Monday, September 15, 2014

Private Equity (PE) Is From Mars - Corporate Strategic Buyers (CSB) Are From Venus

I have previously touched on the differences in Valuation and Capital Structure between PE and CSB. The differences go beyond these two factors and distort M&A averages. They reflect the differing incentives and objectives of the two groups of acquirers.
CSB have permanent capital and take a longer term strategic acquisition viewpoint. PE is transactional orientated with an intermediate investment horizon of 5-7 years. This reflects the temporary nature of their capital - 10 years per fund with a 5 year investment period. This distinction is critical. As Warren Buffett likes to say there are no called strikes in CSB M&A - you can wait for your pitch. In PE, the clock is ticking - there are called strikes. This difference raises the risk of forced errors for PE. I am not suggesting CSA does not error. Rather, I am suggesting PE errors have a different basis from CSB.

Some of style differences are as follows:

1)     Valuation:
a)     CSB use a WACC based DCF and perpetuity based terminal value.
b)     PE uses a cost of equity bases RETURNS TO EQUITY model with a 5 year exit multiple usually tied to the purchase price multiple.

2)     Debt Capacity
a)     CSB employ a permanent capital structure with an investment grade focus that is company determined. Additionally, they use simple funding instruments - straight debt and common equity.
b)     PE uses temporary capital structure focused on maximizing debt capacity. This means their capital structures are non investment and market not company determined. Also, they use complex structures with multiple debt layers.

3)     Value Added
a)     CSB value added is synergy related.
b)     PE value comes from financial engineering and exit multiple expansion.
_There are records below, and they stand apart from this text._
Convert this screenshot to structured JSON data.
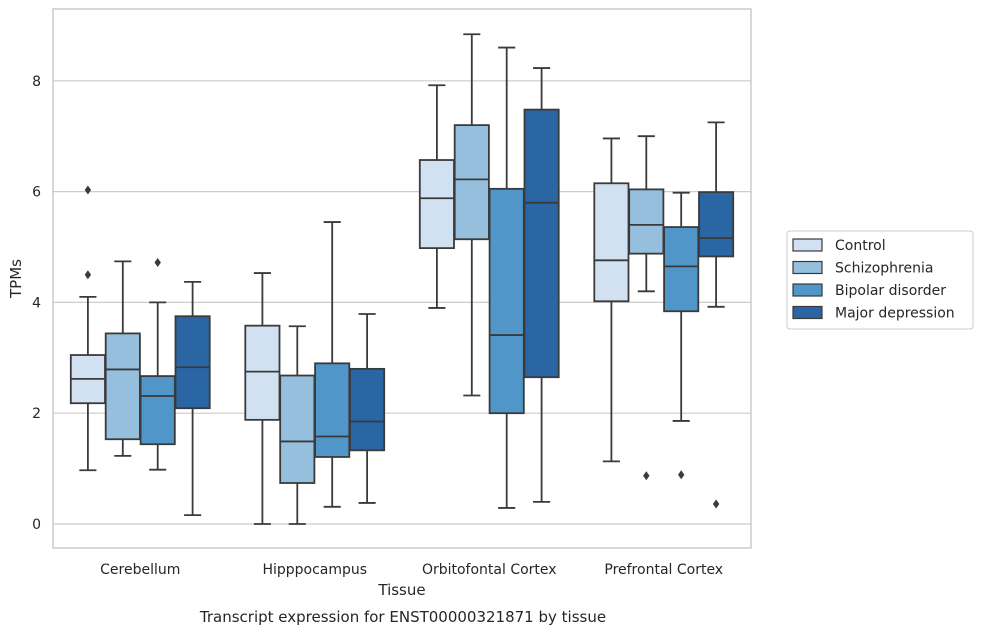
{
  "chart_data": {
    "type": "box",
    "caption": "Transcript expression for ENST00000321871 by tissue",
    "xlabel": "Tissue",
    "ylabel": "TPMs",
    "ylim": [
      -0.4,
      9.3
    ],
    "yticks": [
      0,
      2,
      4,
      6,
      8
    ],
    "grid": true,
    "legend_position": "right",
    "categories": [
      "Cerebellum",
      "Hipppocampus",
      "Orbitofontal Cortex",
      "Prefrontal Cortex"
    ],
    "series": [
      {
        "name": "Control",
        "color": "#d1e1f2",
        "boxes": [
          {
            "whisker_low": 0.97,
            "q1": 2.18,
            "median": 2.62,
            "q3": 3.05,
            "whisker_high": 4.1,
            "outliers": [
              4.5,
              6.03
            ]
          },
          {
            "whisker_low": 0.0,
            "q1": 1.88,
            "median": 2.75,
            "q3": 3.58,
            "whisker_high": 4.53,
            "outliers": []
          },
          {
            "whisker_low": 3.9,
            "q1": 4.98,
            "median": 5.88,
            "q3": 6.57,
            "whisker_high": 7.92,
            "outliers": []
          },
          {
            "whisker_low": 1.13,
            "q1": 4.02,
            "median": 4.76,
            "q3": 6.15,
            "whisker_high": 6.96,
            "outliers": []
          }
        ]
      },
      {
        "name": "Schizophrenia",
        "color": "#95bfdc",
        "boxes": [
          {
            "whisker_low": 1.23,
            "q1": 1.53,
            "median": 2.79,
            "q3": 3.44,
            "whisker_high": 4.74,
            "outliers": []
          },
          {
            "whisker_low": 0.0,
            "q1": 0.74,
            "median": 1.49,
            "q3": 2.68,
            "whisker_high": 3.57,
            "outliers": []
          },
          {
            "whisker_low": 2.32,
            "q1": 5.14,
            "median": 6.22,
            "q3": 7.2,
            "whisker_high": 8.84,
            "outliers": []
          },
          {
            "whisker_low": 4.2,
            "q1": 4.88,
            "median": 5.4,
            "q3": 6.04,
            "whisker_high": 7.0,
            "outliers": [
              0.87
            ]
          }
        ]
      },
      {
        "name": "Bipolar disorder",
        "color": "#5096c8",
        "boxes": [
          {
            "whisker_low": 0.98,
            "q1": 1.44,
            "median": 2.31,
            "q3": 2.67,
            "whisker_high": 4.0,
            "outliers": [
              4.72
            ]
          },
          {
            "whisker_low": 0.31,
            "q1": 1.21,
            "median": 1.58,
            "q3": 2.9,
            "whisker_high": 5.45,
            "outliers": []
          },
          {
            "whisker_low": 0.29,
            "q1": 2.0,
            "median": 3.41,
            "q3": 6.05,
            "whisker_high": 8.6,
            "outliers": []
          },
          {
            "whisker_low": 1.86,
            "q1": 3.84,
            "median": 4.65,
            "q3": 5.36,
            "whisker_high": 5.98,
            "outliers": [
              0.89
            ]
          }
        ]
      },
      {
        "name": "Major depression",
        "color": "#2b66a4",
        "boxes": [
          {
            "whisker_low": 0.16,
            "q1": 2.09,
            "median": 2.83,
            "q3": 3.75,
            "whisker_high": 4.37,
            "outliers": []
          },
          {
            "whisker_low": 0.38,
            "q1": 1.33,
            "median": 1.85,
            "q3": 2.8,
            "whisker_high": 3.79,
            "outliers": []
          },
          {
            "whisker_low": 0.4,
            "q1": 2.65,
            "median": 5.8,
            "q3": 7.48,
            "whisker_high": 8.23,
            "outliers": []
          },
          {
            "whisker_low": 3.92,
            "q1": 4.83,
            "median": 5.16,
            "q3": 5.99,
            "whisker_high": 7.25,
            "outliers": [
              0.36
            ]
          }
        ]
      }
    ]
  }
}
4)     Affordability Constraint
a)     CSB EPS dilution from any required equity issuance serves as the main constraint. Typically prefer a dilution earn back of 2-4 years.
b)     PE maximum debt capacity and the IRR on the required equity (usually 35% of the price) serve as the main constraints.

5)     Holding Period
a)     CSB infinite
b)     PE 5 - 7 years with an outside limit equal to the fund’s life-usually 10years.

6)     Integration Risk Concerns
a)     CSB high as the acquisition is usually merged into the acquirer’s existing operations.
b)     PE low the target is usually treated on a standalone basis.

7)     Search Process
a)     CSB strategic focus
b)     PE opportunistic

8)     Incentives/Performance Evaluation
a)     CSB corporate level
b)     PE at the transaction and find level

Understanding the differences between PE and CSB allows a better understanding of their styles and allows improved recommendations.